The fund has predicted that the reductions will not force the economy back into recession and should safeguard the UK’s standing on international financial markets.
“The UK economy is on the mend,” said the IMF in an unusually positive set of conclusions.
“Economic recovery is under way, unemployment has stabilised and financial sector health has improved. The government’s strong and credible multi-year fiscal deficit reduction plan is essential to ensure debt sustainability.
“The plan greatly reduces the risk of a costly loss of confidence in public finances and supports a balanced recovery.”
Economic recovery was under way, it went on, although it added that this would proceed “at a moderate pace as the economy undergoes a difficult but necessary rebalancing” once the measures to cut the £155 billion annual deficit over five years came into force later this year or early next year.

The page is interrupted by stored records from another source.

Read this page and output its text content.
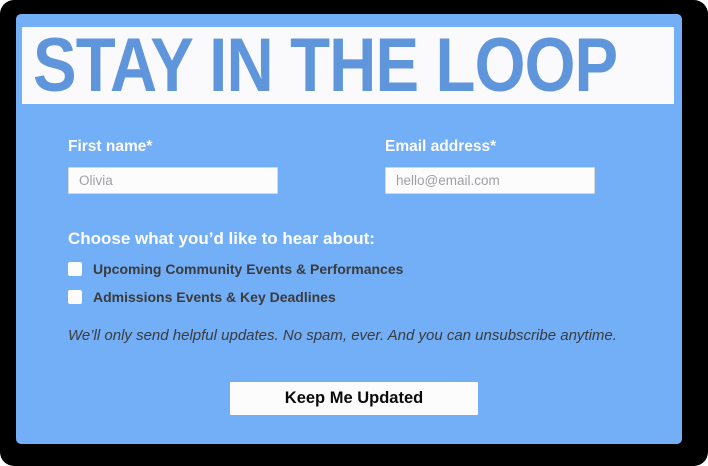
STAY IN THE LOOP
First name*
Olivia	Email address*
hello@email.com
Choose what you’d like to hear about:
Upcoming Community Events & Performances
Admissions Events & Key Deadlines
We’ll only send helpful updates. No spam, ever. And you can unsubscribe anytime.
Keep Me Updated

Households were “likely to remain thriftier” than before the 2007 financial crisis, although the IMF said confidence would be gradually raised as job prospects improved.
However, Labour, meeting in Manchester yesterday, heard multiple warnings that the cutbacks to come would cost hundreds of thousands of public jobs and would not replace them with private jobs.
Cutting the deficit should begin immediately, said the IMF, since the Bank of England would be able to pump money into the economy to soothe difficulties, while sterling’s drop in value over the last couple of years should yield extra export sales, not just higher margins.That had been the case up to now, added the IMF, which sent a team to the UK to speak with senior figures in politics and business.
UK growth rates should run at 2 per cent next year, rising to 2.5 per cent in the years afterwards. This is a small reduction in the IMF’s previous prediction for 2011, when it put growth at 2.1 per cent.